1. Hauptnavigation
  2. Inhalt der Seite

Neuigkeiten/Pressemitteilungen

Feldtag: Verändertes Klima erfordert neue Anbaustrategien

Rund 40 Landwirte, Vertriebsexperten und Wissenschaftler informierten sich zum Feldtag in Großkargen bei Meißen zu neuen Ansätzen im ökologischen und konventionellen Pflanzenbau.

Rund 40 Landwirte, Vertriebsexperten und Wissenschaftler informierten sich zum Feldtag in Großkargen bei Meißen zu neuen Ansätzen im ökologischen und konventionellen Pflanzenbau. Foto: HTW Dresden/Burkhard Adam


20.06.2019 Rund 40 Landwirte, Vertriebsexperten und Wissenschaftler informierten sich zum Feldtag in Großkargen bei Meißen zu neuen Ansätzen im ökologischen und konventionellen Pflanzenbau.
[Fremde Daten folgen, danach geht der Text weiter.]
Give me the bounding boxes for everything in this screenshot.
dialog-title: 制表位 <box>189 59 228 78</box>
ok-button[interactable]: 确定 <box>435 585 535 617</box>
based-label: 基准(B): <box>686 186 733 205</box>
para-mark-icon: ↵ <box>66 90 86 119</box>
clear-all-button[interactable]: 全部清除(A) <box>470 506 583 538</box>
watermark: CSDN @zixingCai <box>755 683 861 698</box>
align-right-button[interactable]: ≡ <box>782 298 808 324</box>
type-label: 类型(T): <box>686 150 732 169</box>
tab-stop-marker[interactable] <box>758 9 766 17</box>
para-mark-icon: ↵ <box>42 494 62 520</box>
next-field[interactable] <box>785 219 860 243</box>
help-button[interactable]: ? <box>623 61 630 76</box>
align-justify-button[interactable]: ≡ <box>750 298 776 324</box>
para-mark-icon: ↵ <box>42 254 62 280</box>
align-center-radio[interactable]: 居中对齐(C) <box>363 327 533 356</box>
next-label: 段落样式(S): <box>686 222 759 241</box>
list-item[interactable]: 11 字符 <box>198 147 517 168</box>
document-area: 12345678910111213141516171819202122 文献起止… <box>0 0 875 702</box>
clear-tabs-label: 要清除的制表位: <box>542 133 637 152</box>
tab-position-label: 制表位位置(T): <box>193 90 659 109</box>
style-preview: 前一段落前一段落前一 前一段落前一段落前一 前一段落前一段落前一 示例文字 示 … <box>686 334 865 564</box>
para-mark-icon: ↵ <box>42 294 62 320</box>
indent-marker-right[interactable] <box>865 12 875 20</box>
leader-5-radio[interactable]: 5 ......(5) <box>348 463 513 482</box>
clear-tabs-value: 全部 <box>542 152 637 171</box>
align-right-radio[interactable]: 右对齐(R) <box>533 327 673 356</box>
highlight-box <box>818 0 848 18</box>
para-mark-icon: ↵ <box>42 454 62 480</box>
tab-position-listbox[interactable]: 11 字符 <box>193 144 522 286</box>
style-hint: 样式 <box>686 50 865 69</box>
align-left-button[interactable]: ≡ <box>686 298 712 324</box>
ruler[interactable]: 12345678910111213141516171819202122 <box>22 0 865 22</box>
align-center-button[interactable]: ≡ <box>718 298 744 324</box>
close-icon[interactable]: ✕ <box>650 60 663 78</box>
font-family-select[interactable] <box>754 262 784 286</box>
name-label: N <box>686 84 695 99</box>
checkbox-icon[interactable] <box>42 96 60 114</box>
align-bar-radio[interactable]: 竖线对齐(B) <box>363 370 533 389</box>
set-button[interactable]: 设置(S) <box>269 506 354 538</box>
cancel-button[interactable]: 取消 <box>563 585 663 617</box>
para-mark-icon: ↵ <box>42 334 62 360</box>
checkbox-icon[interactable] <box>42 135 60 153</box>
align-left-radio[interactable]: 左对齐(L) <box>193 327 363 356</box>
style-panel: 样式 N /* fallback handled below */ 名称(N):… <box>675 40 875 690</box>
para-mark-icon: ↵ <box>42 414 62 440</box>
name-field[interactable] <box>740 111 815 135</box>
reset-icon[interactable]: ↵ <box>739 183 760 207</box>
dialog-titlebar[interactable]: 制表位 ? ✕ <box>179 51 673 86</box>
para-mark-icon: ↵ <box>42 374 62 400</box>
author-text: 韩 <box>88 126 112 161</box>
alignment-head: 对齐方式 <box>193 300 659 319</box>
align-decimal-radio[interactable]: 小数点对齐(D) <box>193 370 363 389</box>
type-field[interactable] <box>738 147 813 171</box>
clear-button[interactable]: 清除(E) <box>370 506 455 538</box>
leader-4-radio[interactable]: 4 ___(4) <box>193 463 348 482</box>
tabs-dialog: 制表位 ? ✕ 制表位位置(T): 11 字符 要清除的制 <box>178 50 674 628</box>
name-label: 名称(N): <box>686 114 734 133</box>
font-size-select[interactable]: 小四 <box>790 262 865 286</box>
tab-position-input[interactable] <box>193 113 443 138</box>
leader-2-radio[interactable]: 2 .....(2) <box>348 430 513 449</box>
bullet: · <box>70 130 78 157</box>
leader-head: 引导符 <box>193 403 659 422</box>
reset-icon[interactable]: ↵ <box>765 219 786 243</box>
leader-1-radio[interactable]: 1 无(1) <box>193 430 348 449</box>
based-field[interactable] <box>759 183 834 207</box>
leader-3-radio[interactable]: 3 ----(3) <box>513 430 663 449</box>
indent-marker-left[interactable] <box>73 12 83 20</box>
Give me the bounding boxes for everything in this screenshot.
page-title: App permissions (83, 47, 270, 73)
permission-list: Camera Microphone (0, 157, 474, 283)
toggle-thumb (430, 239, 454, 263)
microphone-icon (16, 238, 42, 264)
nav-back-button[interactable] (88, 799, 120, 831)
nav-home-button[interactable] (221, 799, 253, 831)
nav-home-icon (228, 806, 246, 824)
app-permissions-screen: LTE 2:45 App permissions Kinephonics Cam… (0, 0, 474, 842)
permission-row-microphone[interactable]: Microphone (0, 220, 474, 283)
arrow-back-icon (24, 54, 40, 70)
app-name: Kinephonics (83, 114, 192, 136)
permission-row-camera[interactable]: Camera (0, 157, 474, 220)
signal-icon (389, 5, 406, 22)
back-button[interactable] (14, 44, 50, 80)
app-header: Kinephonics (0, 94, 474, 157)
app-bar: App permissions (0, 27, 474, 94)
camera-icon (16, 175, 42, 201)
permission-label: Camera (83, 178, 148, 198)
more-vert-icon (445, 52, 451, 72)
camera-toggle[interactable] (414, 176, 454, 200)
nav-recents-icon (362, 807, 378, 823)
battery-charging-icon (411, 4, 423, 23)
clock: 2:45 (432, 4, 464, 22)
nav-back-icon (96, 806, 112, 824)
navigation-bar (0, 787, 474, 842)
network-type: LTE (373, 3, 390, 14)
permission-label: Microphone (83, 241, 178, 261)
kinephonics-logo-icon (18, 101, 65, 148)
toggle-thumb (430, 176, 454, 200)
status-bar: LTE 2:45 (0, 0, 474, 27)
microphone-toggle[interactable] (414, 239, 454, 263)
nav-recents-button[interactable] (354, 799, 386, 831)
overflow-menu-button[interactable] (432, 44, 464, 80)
Auf den Ackerflächen eines Landwirtschaftsbetriebes zeigten die Wissenschaftlerinnen und Wissenschaftler der Professur Ökologischer Landbau ihre Versuchsergebnisse zum Anbau von Soja, Ackerbohnen, Mais und Sonnenblumen und erläuterten neue Methoden zur herbizidfreien Produktion von Körnerleguminosen. Außerdem stellte Dr. Guido Lux (HTW Dresden) Anbauorte in Deutschland vor, die sich besonders für den Ackerbohnenbau eignen.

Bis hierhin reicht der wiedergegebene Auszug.